McGrath calls Mulder a zombie, but that's a mistake. If anything, he's the modern reincarnation of the postwar lonely man, an alienated company man who clocks in for an organization he can neither quit nor believe in. Scully, in turn, as with so many countless single women, buries herself in work and may or may not be in love with the wrong man (in another life, she'd be a nun). They're solitary searchers whose deepest emotional connections are with each other, their co-workers, which makes them two of the more realistic characters inhabiting prime time.
The low-frequency hum that passes for emotion on The X-Files may seem almost Bressonian when compared to the overheated style of most TV acting, but over the years Mulder and Scully have found plenty of cause to tear away their masks.
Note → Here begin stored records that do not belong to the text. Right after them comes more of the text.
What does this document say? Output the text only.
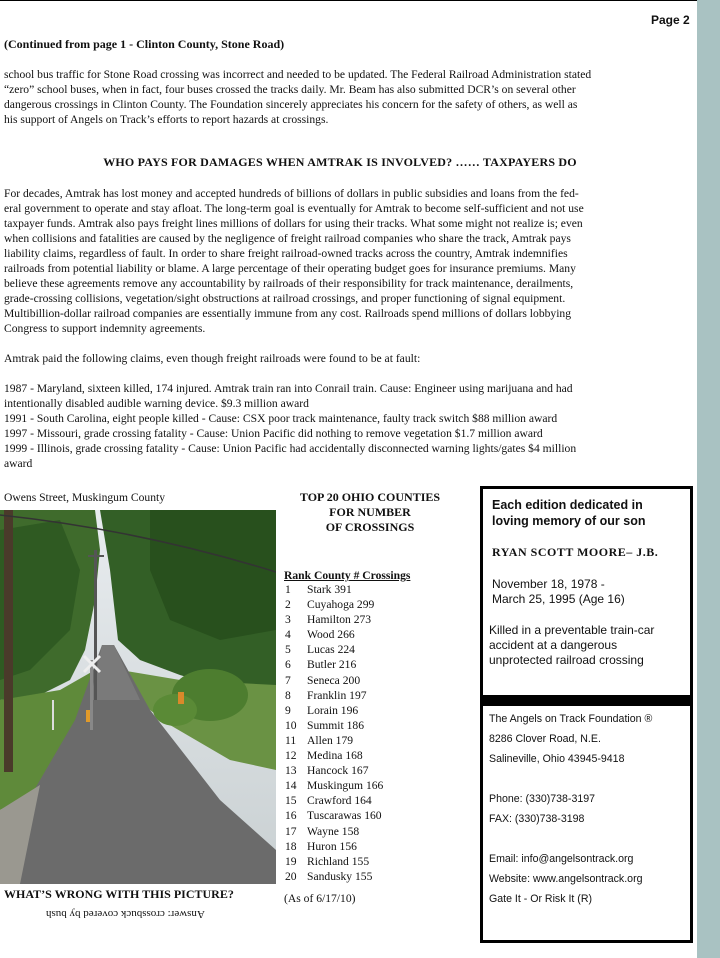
Page 2
(Continued from page 1 - Clinton County, Stone Road)
school bus traffic for Stone Road crossing was incorrect and needed to be updated. The Federal Railroad Administration stated
“zero” school buses, when in fact, four buses crossed the tracks daily. Mr. Beam has also submitted DCR’s on several other
dangerous crossings in Clinton County. The Foundation sincerely appreciates his concern for the safety of others, as well as
his support of Angels on Track’s efforts to report hazards at crossings.
WHO PAYS FOR DAMAGES WHEN AMTRAK IS INVOLVED? …… TAXPAYERS DO
For decades, Amtrak has lost money and accepted hundreds of billions of dollars in public subsidies and loans from the fed-
eral government to operate and stay afloat. The long-term goal is eventually for Amtrak to become self-sufficient and not use
taxpayer funds. Amtrak also pays freight lines millions of dollars for using their tracks. What some might not realize is; even
when collisions and fatalities are caused by the negligence of freight railroad companies who share the track, Amtrak pays
liability claims, regardless of fault. In order to share freight railroad-owned tracks across the country, Amtrak indemnifies
railroads from potential liability or blame. A large percentage of their operating budget goes for insurance premiums. Many
believe these agreements remove any accountability by railroads of their responsibility for track maintenance, derailments,
grade-crossing collisions, vegetation/sight obstructions at railroad crossings, and proper functioning of signal equipment.
Multibillion-dollar railroad companies are essentially immune from any cost. Railroads spend millions of dollars lobbying
Congress to support indemnity agreements.
Amtrak paid the following claims, even though freight railroads were found to be at fault:
1987 - Maryland, sixteen killed, 174 injured. Amtrak train ran into Conrail train. Cause: Engineer using marijuana and had
intentionally disabled audible warning device. $9.3 million award
1991 - South Carolina, eight people killed - Cause: CSX poor track maintenance, faulty track switch $88 million award
1997 - Missouri, grade crossing fatality - Cause: Union Pacific did nothing to remove vegetation $1.7 million award
1999 - Illinois, grade crossing fatality - Cause: Union Pacific had accidentally disconnected warning lights/gates $4 million
award
Owens Street, Muskingum County
WHAT’S WRONG WITH THIS PICTURE?
Answer: crossbuck covered by bush
TOP 20 OHIO COUNTIES
FOR NUMBER
OF CROSSINGS
Rank County # Crossings
1	Stark 391
2	Cuyahoga 299
3	Hamilton 273
4	Wood 266
5	Lucas 224
6	Butler 216
7	Seneca 200
8	Franklin 197
9	Lorain 196
10 Summit 186
11 Allen 179
12 Medina 168
13 Hancock 167
14 Muskingum 166
15 Crawford 164
16 Tuscarawas 160
17 Wayne 158
18 Huron 156
19 Richland 155
20 Sandusky 155
(As of 6/17/10)
Each edition dedicated in
loving memory of our son
RYAN SCOTT MOORE– J.B.
November 18, 1978 -
March 25, 1995 (Age 16)
Killed in a preventable train-car
accident at a dangerous
unprotected railroad crossing
The Angels on Track Foundation ®
8286 Clover Road, N.E.
Salineville, Ohio 43945-9418
Phone: (330)738-3197
FAX: (330)738-3198
Email: info@angelsontrack.org
Website: www.angelsontrack.org
Gate It - Or Risk It (R)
It's noteworthy that Mulder, who lost his father, and Scully, whose sister was killed and who herself was stricken by a mysterious cancer, are the show's most important casualties. That the two often operate at an emotionally low register indicates their professionalism (big agents don't cry), but, critically, their blankness also serves as a reminder that Mulder and Scully are more spectators to the surrounding madness than active participants. Which, more than anything else, explains their appeal to the some 20 million Americans who every week hitch a ride on their tribulations.
Unlike The Twilight Zone, the show to which it is most often compared, The X-Files conveys no great moral urgency; nothing ever seems really at stake - the environment, civil liberties, nuclear proliferation, freedom. You never get a sense that Chris Carter or any of the other writers are particularly passionate about anything outside of goosing the audience and telling a ripping great story. That disinterestedness might serve as a warning sign for a deeply imbedded political conservatism, but The X-Files, with its confusion of right, left and crackpot-think, is beyond ideology. (Often it's often beyond sense.) In the end, the most radical thing about the show is its refusal to adhere to the inherent precepts in mass culture that everything be understandable and remediable: stasis, crisis, group hug.
Week after week, nothing is understandable on The X-Files and nothing is remediable - at times, one senses, even to the program's writers. This, as well as the show's rejection of easy solutions, allows The X-Files to push into the marvelous, the grotesque and, on occasion, the sublime. An episode starring Peter Boyle counts as some of the best television I've ever seen; the episode with the three inbred brothers ranks among the best E.C. Comics ever written. It's that not knowing, far more than the show's apparent gift for surfing the edge of our collective consciousness, that seizes the imagination. For all their focus on the machinations of power, the creators of The X-Files aren't all that interested in global conspiracies or nostalgia for the same. They just want our attention.